Adopsi Dekarbonisasi
Sebagian besar bank besar di Indonesia kini juga sudah memiliki pengawasan keberlanjutan di tingkat dewan. Bahkan, telah mengadopsi prinsip Task Force on Climate-related Financial Disclosures (TCFD). Mereka juga mulai melaporkan emisi pembiayaan menggunakan metodologi Partnership for Carbon Accounting Financials (PCAF).

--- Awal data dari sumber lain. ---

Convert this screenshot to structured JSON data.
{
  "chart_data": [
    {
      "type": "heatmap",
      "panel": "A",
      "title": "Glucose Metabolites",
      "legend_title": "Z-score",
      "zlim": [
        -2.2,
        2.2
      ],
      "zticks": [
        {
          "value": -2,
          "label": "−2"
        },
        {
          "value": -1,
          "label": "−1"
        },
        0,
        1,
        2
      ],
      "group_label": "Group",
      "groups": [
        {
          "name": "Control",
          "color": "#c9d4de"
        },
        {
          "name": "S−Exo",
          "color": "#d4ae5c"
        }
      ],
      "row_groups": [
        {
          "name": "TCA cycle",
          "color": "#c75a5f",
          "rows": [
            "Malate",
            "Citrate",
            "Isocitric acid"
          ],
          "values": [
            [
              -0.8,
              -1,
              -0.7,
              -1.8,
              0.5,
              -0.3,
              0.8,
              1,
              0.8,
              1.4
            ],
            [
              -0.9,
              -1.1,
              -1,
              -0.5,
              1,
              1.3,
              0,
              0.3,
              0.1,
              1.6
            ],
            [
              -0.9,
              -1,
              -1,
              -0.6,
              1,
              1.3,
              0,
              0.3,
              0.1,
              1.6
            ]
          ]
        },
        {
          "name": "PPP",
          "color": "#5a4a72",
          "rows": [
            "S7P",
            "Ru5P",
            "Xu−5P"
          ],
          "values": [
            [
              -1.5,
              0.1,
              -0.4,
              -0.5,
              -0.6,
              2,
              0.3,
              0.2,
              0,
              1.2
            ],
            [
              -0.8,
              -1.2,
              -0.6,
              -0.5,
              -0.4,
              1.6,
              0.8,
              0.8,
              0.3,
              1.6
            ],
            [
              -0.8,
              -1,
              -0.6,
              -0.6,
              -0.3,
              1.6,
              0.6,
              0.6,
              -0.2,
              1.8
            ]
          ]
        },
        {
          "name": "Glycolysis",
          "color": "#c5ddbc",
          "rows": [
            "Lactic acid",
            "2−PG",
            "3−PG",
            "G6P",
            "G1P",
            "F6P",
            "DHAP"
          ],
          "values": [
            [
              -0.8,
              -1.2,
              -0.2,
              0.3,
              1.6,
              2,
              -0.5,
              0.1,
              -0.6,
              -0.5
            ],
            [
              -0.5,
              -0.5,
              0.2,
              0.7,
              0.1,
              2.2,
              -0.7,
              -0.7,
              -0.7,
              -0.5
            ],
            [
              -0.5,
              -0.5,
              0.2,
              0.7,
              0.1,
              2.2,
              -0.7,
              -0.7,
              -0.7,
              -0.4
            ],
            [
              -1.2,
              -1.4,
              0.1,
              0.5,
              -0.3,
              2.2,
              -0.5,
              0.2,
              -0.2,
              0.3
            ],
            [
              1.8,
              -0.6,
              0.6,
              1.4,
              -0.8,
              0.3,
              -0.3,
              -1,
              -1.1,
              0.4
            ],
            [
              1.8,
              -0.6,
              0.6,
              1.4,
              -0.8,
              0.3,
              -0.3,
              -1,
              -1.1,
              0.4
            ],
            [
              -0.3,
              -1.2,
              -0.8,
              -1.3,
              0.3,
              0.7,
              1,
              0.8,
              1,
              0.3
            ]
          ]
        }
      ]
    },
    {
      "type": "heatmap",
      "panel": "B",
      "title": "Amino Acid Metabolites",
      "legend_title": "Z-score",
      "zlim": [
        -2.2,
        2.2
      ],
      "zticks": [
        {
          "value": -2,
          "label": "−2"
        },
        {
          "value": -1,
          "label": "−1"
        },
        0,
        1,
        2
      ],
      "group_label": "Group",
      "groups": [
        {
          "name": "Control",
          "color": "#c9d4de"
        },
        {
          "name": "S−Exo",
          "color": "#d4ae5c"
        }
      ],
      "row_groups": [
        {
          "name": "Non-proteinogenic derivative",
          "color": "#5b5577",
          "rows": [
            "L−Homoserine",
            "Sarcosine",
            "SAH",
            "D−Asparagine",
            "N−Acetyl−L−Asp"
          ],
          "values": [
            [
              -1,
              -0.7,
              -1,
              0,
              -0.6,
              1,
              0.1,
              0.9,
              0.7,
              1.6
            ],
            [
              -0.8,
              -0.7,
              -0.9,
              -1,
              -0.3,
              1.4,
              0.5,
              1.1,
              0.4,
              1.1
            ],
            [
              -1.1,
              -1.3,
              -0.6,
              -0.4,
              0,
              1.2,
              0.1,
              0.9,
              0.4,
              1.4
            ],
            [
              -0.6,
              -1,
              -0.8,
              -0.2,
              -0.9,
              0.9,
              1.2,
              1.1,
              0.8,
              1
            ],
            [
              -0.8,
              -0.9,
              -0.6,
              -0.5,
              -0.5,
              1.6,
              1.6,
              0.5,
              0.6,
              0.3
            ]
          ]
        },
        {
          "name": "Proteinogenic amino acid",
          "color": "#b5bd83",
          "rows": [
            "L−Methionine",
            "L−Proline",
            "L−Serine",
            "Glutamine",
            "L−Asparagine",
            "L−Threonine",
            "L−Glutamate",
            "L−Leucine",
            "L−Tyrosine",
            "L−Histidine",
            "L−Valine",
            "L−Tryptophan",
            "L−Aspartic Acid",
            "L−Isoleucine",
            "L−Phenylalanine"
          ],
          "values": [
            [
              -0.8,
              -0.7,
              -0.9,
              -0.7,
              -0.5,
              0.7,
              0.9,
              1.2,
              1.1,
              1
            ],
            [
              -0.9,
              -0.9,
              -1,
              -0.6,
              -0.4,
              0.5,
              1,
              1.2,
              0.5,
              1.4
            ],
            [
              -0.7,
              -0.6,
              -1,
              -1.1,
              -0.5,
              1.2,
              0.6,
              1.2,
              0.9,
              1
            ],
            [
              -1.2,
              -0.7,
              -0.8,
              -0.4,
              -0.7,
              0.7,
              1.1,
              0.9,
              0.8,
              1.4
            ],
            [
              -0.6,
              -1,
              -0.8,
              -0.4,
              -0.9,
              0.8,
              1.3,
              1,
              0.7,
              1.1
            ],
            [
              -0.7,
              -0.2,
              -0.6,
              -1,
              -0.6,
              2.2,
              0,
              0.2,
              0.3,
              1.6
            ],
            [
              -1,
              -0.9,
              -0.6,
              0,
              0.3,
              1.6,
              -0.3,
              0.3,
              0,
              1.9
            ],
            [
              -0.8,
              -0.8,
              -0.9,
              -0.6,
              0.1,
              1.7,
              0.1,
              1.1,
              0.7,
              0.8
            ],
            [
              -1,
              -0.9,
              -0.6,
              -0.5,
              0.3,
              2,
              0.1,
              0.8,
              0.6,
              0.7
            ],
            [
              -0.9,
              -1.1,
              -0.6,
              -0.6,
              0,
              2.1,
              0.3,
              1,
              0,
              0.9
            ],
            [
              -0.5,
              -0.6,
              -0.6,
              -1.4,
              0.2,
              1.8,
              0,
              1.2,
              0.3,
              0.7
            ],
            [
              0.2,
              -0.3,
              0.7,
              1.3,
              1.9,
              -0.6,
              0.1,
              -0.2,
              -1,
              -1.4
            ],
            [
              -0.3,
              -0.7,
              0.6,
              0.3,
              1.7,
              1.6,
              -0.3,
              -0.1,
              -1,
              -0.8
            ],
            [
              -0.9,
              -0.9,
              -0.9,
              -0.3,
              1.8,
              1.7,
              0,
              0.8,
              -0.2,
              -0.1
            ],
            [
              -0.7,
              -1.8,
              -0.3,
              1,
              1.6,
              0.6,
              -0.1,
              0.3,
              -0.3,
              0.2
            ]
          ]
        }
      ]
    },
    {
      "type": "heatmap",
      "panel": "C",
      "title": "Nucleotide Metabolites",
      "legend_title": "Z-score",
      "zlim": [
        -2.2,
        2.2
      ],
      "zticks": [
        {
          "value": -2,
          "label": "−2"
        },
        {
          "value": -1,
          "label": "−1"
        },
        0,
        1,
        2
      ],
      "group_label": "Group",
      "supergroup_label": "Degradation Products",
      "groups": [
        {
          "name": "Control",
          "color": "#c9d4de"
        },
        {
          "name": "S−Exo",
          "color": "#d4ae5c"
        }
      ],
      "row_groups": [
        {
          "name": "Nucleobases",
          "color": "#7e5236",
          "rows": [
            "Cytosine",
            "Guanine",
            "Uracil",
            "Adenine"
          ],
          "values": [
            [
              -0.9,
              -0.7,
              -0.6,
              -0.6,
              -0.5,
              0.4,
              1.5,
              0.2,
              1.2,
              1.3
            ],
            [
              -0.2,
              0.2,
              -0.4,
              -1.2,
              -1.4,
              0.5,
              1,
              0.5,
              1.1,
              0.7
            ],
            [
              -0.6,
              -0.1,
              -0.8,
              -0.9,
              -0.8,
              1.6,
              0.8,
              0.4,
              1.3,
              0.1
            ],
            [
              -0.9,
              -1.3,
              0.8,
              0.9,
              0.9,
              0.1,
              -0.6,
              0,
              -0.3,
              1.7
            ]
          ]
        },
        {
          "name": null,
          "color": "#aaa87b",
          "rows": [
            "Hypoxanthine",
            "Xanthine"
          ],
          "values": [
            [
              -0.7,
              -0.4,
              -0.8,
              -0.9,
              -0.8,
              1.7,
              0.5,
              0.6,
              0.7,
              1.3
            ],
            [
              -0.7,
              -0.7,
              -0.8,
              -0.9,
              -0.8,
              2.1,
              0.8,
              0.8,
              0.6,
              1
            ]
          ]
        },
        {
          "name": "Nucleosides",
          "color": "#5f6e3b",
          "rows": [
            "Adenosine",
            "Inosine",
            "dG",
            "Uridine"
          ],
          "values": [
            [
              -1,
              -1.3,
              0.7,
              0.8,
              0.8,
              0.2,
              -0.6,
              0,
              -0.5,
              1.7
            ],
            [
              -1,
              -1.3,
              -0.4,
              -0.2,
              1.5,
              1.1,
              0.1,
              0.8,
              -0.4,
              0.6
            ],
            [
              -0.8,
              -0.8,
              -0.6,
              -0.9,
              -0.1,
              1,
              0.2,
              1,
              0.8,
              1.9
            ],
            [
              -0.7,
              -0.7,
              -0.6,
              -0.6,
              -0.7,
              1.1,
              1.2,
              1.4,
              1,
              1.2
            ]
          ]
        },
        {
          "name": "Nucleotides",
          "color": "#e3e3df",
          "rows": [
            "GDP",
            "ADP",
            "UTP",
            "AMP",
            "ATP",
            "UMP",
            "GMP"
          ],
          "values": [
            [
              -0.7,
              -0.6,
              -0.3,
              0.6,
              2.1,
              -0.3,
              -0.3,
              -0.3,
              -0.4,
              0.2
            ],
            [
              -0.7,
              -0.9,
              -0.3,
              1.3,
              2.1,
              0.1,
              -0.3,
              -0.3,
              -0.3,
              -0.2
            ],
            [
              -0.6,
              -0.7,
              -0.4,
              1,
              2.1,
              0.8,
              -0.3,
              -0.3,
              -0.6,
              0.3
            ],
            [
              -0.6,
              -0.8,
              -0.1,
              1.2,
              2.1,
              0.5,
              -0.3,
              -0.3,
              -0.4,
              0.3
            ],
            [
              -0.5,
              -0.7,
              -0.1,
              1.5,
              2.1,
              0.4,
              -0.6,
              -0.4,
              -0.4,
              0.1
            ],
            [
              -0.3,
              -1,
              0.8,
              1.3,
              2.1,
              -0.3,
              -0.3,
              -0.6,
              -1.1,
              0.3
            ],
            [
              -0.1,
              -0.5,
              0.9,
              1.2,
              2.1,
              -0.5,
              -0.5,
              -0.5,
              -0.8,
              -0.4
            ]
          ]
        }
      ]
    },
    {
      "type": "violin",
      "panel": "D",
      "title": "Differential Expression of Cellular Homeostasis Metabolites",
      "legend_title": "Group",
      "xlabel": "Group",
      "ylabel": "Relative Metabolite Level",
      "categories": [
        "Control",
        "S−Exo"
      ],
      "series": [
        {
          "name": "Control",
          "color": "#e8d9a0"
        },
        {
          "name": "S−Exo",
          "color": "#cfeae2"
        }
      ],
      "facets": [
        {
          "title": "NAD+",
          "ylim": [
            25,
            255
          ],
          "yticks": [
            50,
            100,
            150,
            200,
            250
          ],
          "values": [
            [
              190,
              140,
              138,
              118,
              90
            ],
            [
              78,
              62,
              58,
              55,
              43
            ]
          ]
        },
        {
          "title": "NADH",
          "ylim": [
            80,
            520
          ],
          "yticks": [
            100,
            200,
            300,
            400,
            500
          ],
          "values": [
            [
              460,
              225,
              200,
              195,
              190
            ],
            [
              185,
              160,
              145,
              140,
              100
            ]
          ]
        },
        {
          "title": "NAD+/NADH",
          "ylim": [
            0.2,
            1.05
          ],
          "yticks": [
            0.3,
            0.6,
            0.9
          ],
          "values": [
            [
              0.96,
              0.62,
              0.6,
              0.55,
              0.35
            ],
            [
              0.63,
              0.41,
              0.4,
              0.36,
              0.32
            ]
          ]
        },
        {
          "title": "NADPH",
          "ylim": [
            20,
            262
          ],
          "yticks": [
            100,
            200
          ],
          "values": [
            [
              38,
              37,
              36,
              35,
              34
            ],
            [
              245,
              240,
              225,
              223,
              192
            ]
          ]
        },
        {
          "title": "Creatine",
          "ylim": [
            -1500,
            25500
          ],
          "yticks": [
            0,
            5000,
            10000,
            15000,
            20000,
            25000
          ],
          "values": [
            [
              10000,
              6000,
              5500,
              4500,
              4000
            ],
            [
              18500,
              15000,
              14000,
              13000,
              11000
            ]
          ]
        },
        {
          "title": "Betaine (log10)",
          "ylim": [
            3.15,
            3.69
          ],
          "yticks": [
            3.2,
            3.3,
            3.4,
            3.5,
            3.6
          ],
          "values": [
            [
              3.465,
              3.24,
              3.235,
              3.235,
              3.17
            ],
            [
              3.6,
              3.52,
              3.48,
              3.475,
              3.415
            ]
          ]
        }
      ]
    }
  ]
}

Namun, hanya BRI yang telah menetapkan target net-zero emission pada 2050 dan mengurangi secara bertahap pembiayaan eksisting PLTU. Selain itu, belum ada satu pun bank di Indonesia yang memiliki rencana untuk menghentikan pembiayaan untuk PLTU baru.
Di sisi lain, berbagai bank di ASEAN sudah memiliki jadwal penghentian pembiayaan untuk PLTU baru. Di antaranya KBank dan Siam Commercial Bank (SCB) di Thailand, BDO Unibank dan Bank of The Phillipines Island (BPI) di Filipina, serta Maybank, CIMB, Hong Leong Bank (HLB) dari Malaysia.
Laporan tersebut memperingatkan bahwa tanpa kebijakan yang lebih kuat dengan tenggat waktu tertentu, bank-bank Indonesia berisiko tertinggal dari bank lain di ASEAN. Kini bank perlu mengadopsi jalur dekarbonisasi sektoral di seluruh sektor utama berkarbon tinggi.
Jalur tersebut perlu didiskusikan dengan klien di semua bentuk penyediaan modal. Hal ini baik di tingkat korporat, tingkat proyek, maupun saat mengatur pembiayaan atau penjaminan emisi pihak ketiga.